Fırsat ve tehditleri bir arada görüp, fırsatlardan yararlanan Capone, sırasıyla tehditlere karşı önlem aldı. Artık mafya teşkilatlanmasını devlet içinde kadrolaştırmıştı. Pek çok vali ve belediye başkanıyla yakın dostluk kurmuştu, bir kısmı emrinden çıkmıyordu. Yaptıklarına bu sayede göz yumuluyordu.
Başkan Hoover'la tanıştırdıktan sonra kariyerindeki yükseliş hızlandı; neredeyse hükümete sahip oldu. Artık senatörler, milletvekilleri emrindeydi, üniversitelerde konferanslar verdi. Mafya teşkilatını devlet kademelerine taşıdığı için devletçi mafyanın kurucusu sayılır. Güvenlik güçleri suç örgütüyle zincirin halkaları gibi iç içe geçerek zincir oluşturdu. Kazandığı servetle derneklere bağışlar yaptı, zamanla halk kahramanı oldu. Bazı kesimlerce modern Robin Hood kabul edildi.

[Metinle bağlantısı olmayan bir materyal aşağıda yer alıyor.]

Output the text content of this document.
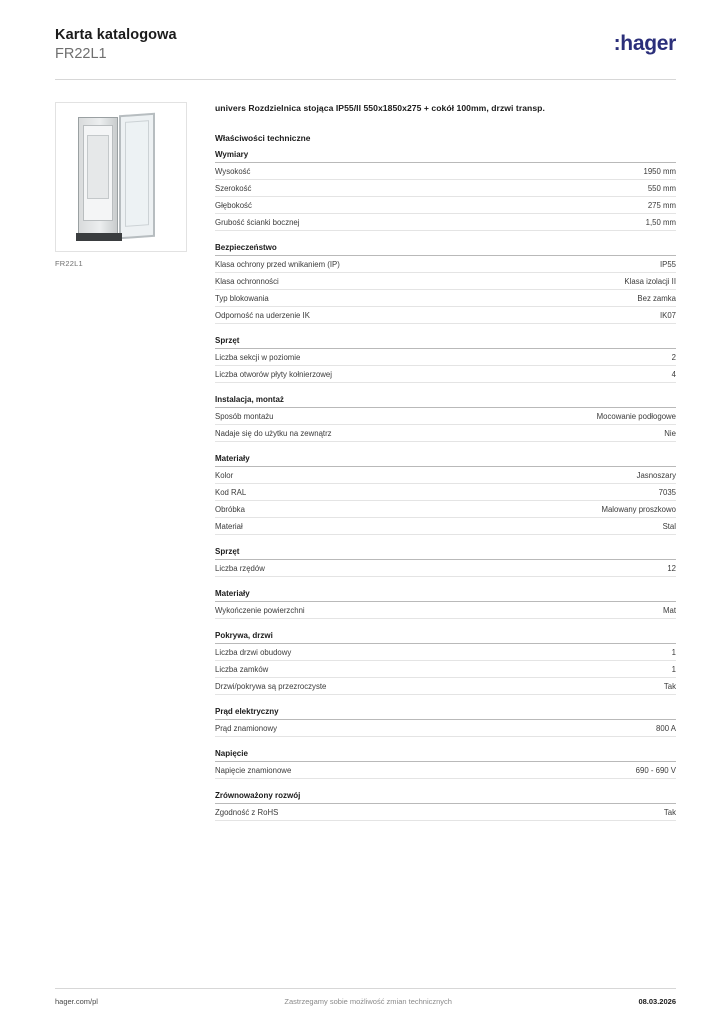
Karta katalogowa
FR22L1	:hager
FR22L1
univers Rozdzielnica stojąca IP55/II 550x1850x275 + cokół 100mm, drzwi transp.
Właściwości techniczne
Wymiary
Wysokość	1950 mm
Szerokość	550 mm
Głębokość	275 mm
Grubość ścianki bocznej	1,50 mm
Bezpieczeństwo
Klasa ochrony przed wnikaniem (IP)	IP55
Klasa ochronności	Klasa izolacji II
Typ blokowania	Bez zamka
Odporność na uderzenie IK	IK07
Sprzęt
Liczba sekcji w poziomie	2
Liczba otworów płyty kołnierzowej	4
Instalacja, montaż
Sposób montażu	Mocowanie podłogowe
Nadaje się do użytku na zewnątrz	Nie
Materiały
Kolor	Jasnoszary
Kod RAL	7035
Obróbka	Malowany proszkowo
Materiał	Stal
Sprzęt
Liczba rzędów	12
Materiały
Wykończenie powierzchni	Mat
Pokrywa, drzwi
Liczba drzwi obudowy	1
Liczba zamków	1
Drzwi/pokrywa są przezroczyste	Tak
Prąd elektryczny
Prąd znamionowy	800 A
Napięcie
Napięcie znamionowe	690 - 690 V
Zrównoważony rozwój
Zgodność z RoHS	Tak
hager.com/pl	Zastrzegamy sobie możliwość zmian technicznych	08.03.2026
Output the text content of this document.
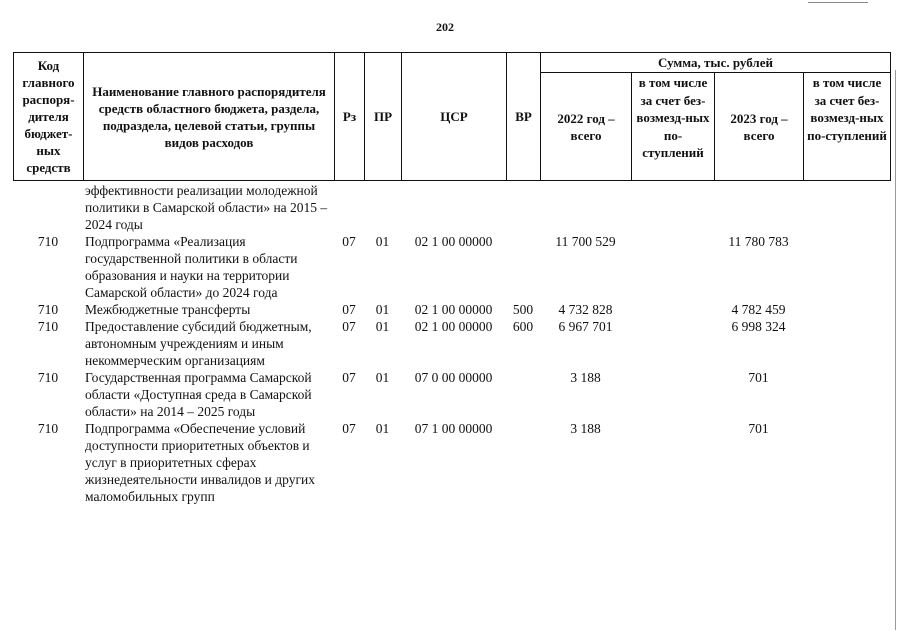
202
Код главного распоря-дителя бюджет-ных средств	Наименование главного распорядителя средств областного бюджета, раздела, подраздела, целевой статьи, группы видов расходов	Рз	ПР	ЦСР	ВР	Сумма, тыс. рублей			
						2022 год – всего	в том числе за счет без-возмезд-ных по-ступлений	2023 год – всего	в том числе за счет без-возмезд-ных по-ступлений
	эффективности реализации молодежной политики в Самарской области» на 2015 – 2024 годы								
710	Подпрограмма «Реализация государственной политики в области образования и науки на территории Самарской области» до 2024 года	07	01	02 1 00 00000		11 700 529		11 780 783	
710	Межбюджетные трансферты	07	01	02 1 00 00000	500	4 732 828		4 782 459	
710	Предоставление субсидий бюджетным, автономным учреждениям и иным некоммерческим организациям	07	01	02 1 00 00000	600	6 967 701		6 998 324	
710	Государственная программа Самарской области «Доступная среда в Самарской области» на 2014 – 2025 годы	07	01	07 0 00 00000		3 188		701	
710	Подпрограмма «Обеспечение условий доступности приоритетных объектов и услуг в приоритетных сферах жизнедеятельности инвалидов и других маломобильных групп	07	01	07 1 00 00000		3 188		701	
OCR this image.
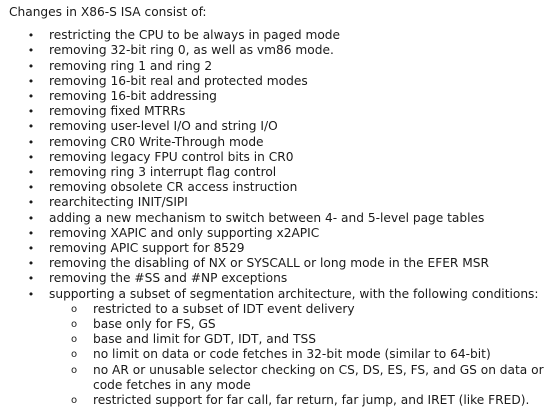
Changes in X86-S ISA consist of:
• restricting the CPU to be always in paged mode
• removing 32-bit ring 0, as well as vm86 mode.
• removing ring 1 and ring 2
• removing 16-bit real and protected modes
• removing 16-bit addressing
• removing fixed MTRRs
• removing user-level I/O and string I/O
• removing CR0 Write-Through mode
• removing legacy FPU control bits in CR0
• removing ring 3 interrupt flag control
• removing obsolete CR access instruction
• rearchitecting INIT/SIPI
• adding a new mechanism to switch between 4- and 5-level page tables
• removing XAPIC and only supporting x2APIC
• removing APIC support for 8529
• removing the disabling of NX or SYSCALL or long mode in the EFER MSR
• removing the #SS and #NP exceptions
• supporting a subset of segmentation architecture, with the following conditions:
o restricted to a subset of IDT event delivery
o base only for FS, GS
o base and limit for GDT, IDT, and TSS
o no limit on data or code fetches in 32-bit mode (similar to 64-bit)
o no AR or unusable selector checking on CS, DS, ES, FS, and GS on data or code fetches in any mode
o restricted support for far call, far return, far jump, and IRET (like FRED).
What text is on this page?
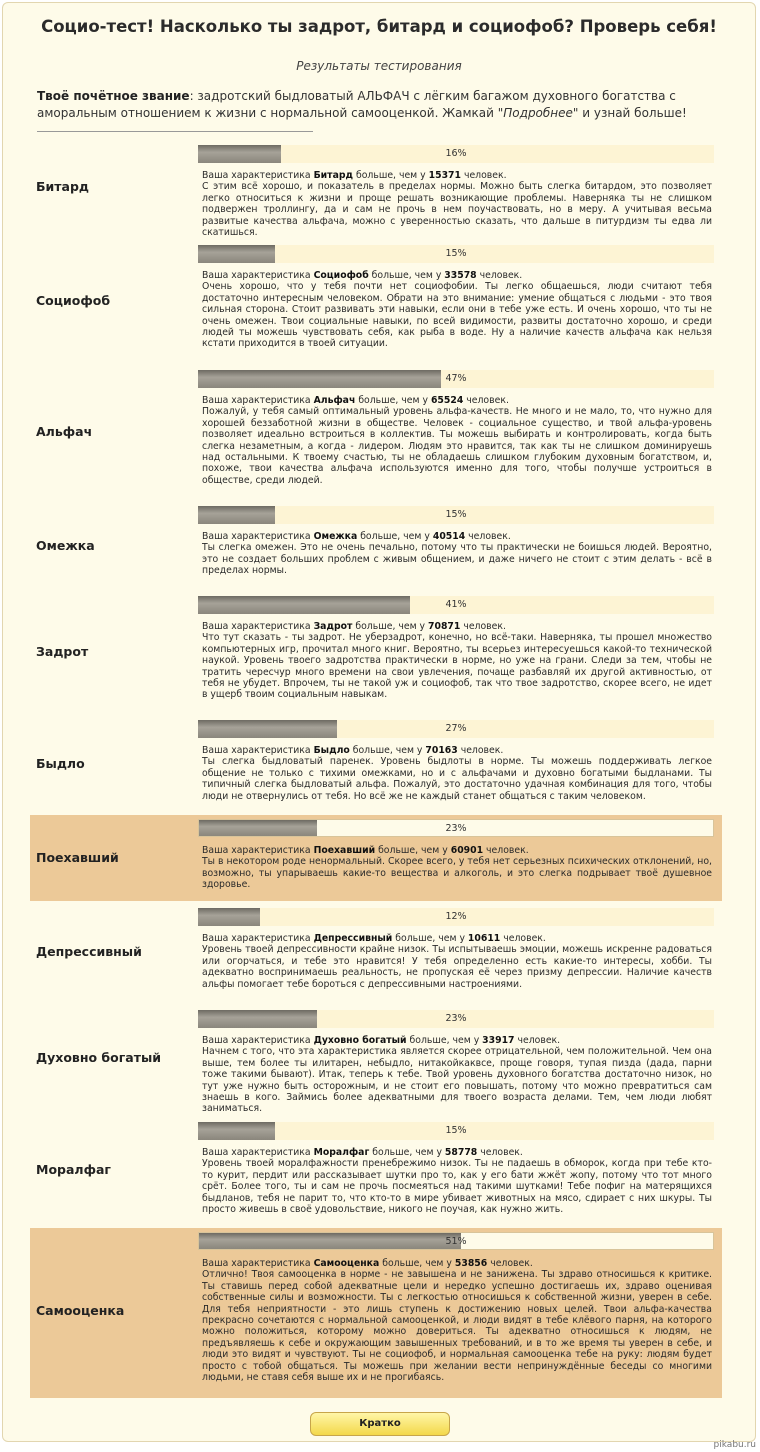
Социо-тест! Насколько ты задрот, битард и социофоб? Проверь себя!
Результаты тестирования
Твоё почётное звание: задротский быдловатый АЛЬФАЧ с лёгким багажом духовного богатства с аморальным отношением к жизни с нормальной самооценкой. Жамкай "Подробнее" и узнай больше!
Битард
16%
Ваша характеристика Битард больше, чем у 15371 человек.
С этим всё хорошо, и показатель в пределах нормы. Можно быть слегка битардом, это позволяет легко относиться к жизни и проще решать возникающие проблемы. Наверняка ты не слишком подвержен троллингу, да и сам не прочь в нем поучаствовать, но в меру. А учитывая весьма развитые качества альфача, можно с уверенностью сказать, что дальше в питурдизм ты едва ли скатишься.
Социофоб
15%
Ваша характеристика Социофоб больше, чем у 33578 человек.
Очень хорошо, что у тебя почти нет социофобии. Ты легко общаешься, люди считают тебя достаточно интересным человеком. Обрати на это внимание: умение общаться с людьми - это твоя сильная сторона. Стоит развивать эти навыки, если они в тебе уже есть. И очень хорошо, что ты не очень омежен. Твои социальные навыки, по всей видимости, развиты достаточно хорошо, и среди людей ты можешь чувствовать себя, как рыба в воде. Ну а наличие качеств альфача как нельзя кстати приходится в твоей ситуации.
Альфач
47%
Ваша характеристика Альфач больше, чем у 65524 человек.
Пожалуй, у тебя самый оптимальный уровень альфа-качеств. Не много и не мало, то, что нужно для хорошей беззаботной жизни в обществе. Человек - социальное существо, и твой альфа-уровень позволяет идеально встроиться в коллектив. Ты можешь выбирать и контролировать, когда быть слегка незаметным, а когда - лидером. Людям это нравится, так как ты не слишком доминируешь над остальными. К твоему счастью, ты не обладаешь слишком глубоким духовным богатством, и, похоже, твои качества альфача используются именно для того, чтобы получше устроиться в обществе, среди людей.
Омежка
15%
Ваша характеристика Омежка больше, чем у 40514 человек.
Ты слегка омежен. Это не очень печально, потому что ты практически не боишься людей. Вероятно, это не создает больших проблем с живым общением, и даже ничего не стоит с этим делать - всё в пределах нормы.
Задрот
41%
Ваша характеристика Задрот больше, чем у 70871 человек.
Что тут сказать - ты задрот. Не уберзадрот, конечно, но всё-таки. Наверняка, ты прошел множество компьютерных игр, прочитал много книг. Вероятно, ты всерьез интересуешься какой-то технической наукой. Уровень твоего задротства практически в норме, но уже на грани. Следи за тем, чтобы не тратить чересчур много времени на свои увлечения, почаще разбавляй их другой активностью, от тебя не убудет. Впрочем, ты не такой уж и социофоб, так что твое задротство, скорее всего, не идет в ущерб твоим социальным навыкам.
Быдло
27%
Ваша характеристика Быдло больше, чем у 70163 человек.
Ты слегка быдловатый паренек. Уровень быдлоты в норме. Ты можешь поддерживать легкое общение не только с тихими омежками, но и с альфачами и духовно богатыми быдланами. Ты типичный слегка быдловатый альфа. Пожалуй, это достаточно удачная комбинация для того, чтобы люди не отвернулись от тебя. Но всё же не каждый станет общаться с таким человеком.
Поехавший
23%
Ваша характеристика Поехавший больше, чем у 60901 человек.
Ты в некотором роде ненормальный. Скорее всего, у тебя нет серьезных психических отклонений, но, возможно, ты упарываешь какие-то вещества и алкоголь, и это слегка подрывает твоё душевное здоровье.
Депрессивный
12%
Ваша характеристика Депрессивный больше, чем у 10611 человек.
Уровень твоей депрессивности крайне низок. Ты испытываешь эмоции, можешь искренне радоваться или огорчаться, и тебе это нравится! У тебя определенно есть какие-то интересы, хобби. Ты адекватно воспринимаешь реальность, не пропуская её через призму депрессии. Наличие качеств альфы помогает тебе бороться с депрессивными настроениями.
Духовно богатый
23%
Ваша характеристика Духовно богатый больше, чем у 33917 человек.
Начнем с того, что эта характеристика является скорее отрицательной, чем положительной. Чем она выше, тем более ты илитарен, небыдло, нитакойкаквсе, проще говоря, тупая пизда (дада, парни тоже такими бывают). Итак, теперь к тебе. Твой уровень духовного богатства достаточно низок, но тут уже нужно быть осторожным, и не стоит его повышать, потому что можно превратиться сам знаешь в кого. Займись более адекватными для твоего возраста делами. Тем, чем люди любят заниматься.
Моралфаг
15%
Ваша характеристика Моралфаг больше, чем у 58778 человек.
Уровень твоей моралфажности пренебрежимо низок. Ты не падаешь в обморок, когда при тебе кто-то курит, пердит или рассказывает шутки про то, как у его бати жжёт жопу, потому что тот много срёт. Более того, ты и сам не прочь посмеяться над такими шутками! Тебе пофиг на матерящихся быдланов, тебя не парит то, что кто-то в мире убивает животных на мясо, сдирает с них шкуры. Ты просто живешь в своё удовольствие, никого не поучая, как нужно жить.
Самооценка
51%
Ваша характеристика Самооценка больше, чем у 53856 человек.
Отлично! Твоя самооценка в норме - не завышена и не занижена. Ты здраво относишься к критике. Ты ставишь перед собой адекватные цели и нередко успешно достигаешь их, здраво оценивая собственные силы и возможности. Ты с легкостью относишься к собственной жизни, уверен в себе. Для тебя неприятности - это лишь ступень к достижению новых целей. Твои альфа-качества прекрасно сочетаются с нормальной самооценкой, и люди видят в тебе клёвого парня, на которого можно положиться, которому можно довериться. Ты адекватно относишься к людям, не предъявляешь к себе и окружающим завышенных требований, и в то же время ты уверен в себе, и люди это видят и чувствуют. Ты не социофоб, и нормальная самооценка тебе на руку: людям будет просто с тобой общаться. Ты можешь при желании вести непринуждённые беседы со многими людьми, не ставя себя выше их и не прогибаясь.
Кратко
pikabu.ru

Capone mahkemeleri şöyle suçladı;
Hodri meydan işte; açık oynayın oyununuzu
Haraca kestikse şehri; ne olmuş yani?
Dökün kursağınızdakini, atın zarınızı, sürün kozunuzu.
Kodamanlar,aynasızlar,o biçim mangır babaları
Adalet kürsüsünün keçisakallıları
Hep bu yolun yolcusu,ortağımız değil mi?
İndirmediler mi ceplerine yüzde ellileri
Vergi kaçakçılığından 1931'de hakkında soruşturma açıldı, vergi kaçakçılığından suçlu bulundu. 11 yıl hapis cezası ve varlığıyla orantılı para cezası aldı. 8 yıl sonra iyi halden tahliye olduğunda çeteden kopmuş, bulanıma sürüklenmişti. Nihayet 1947 yılında algılama düzeyi 12 yaş seviyesine indi ve öldü. Batmaz denen Titanik’in ilk seferinde battığı gibi; yıkılmaz denen imparatorluk hesaba katılmayan, belki de bilerek yaptırılan bir vergi kusuruyla yerle bir oldu.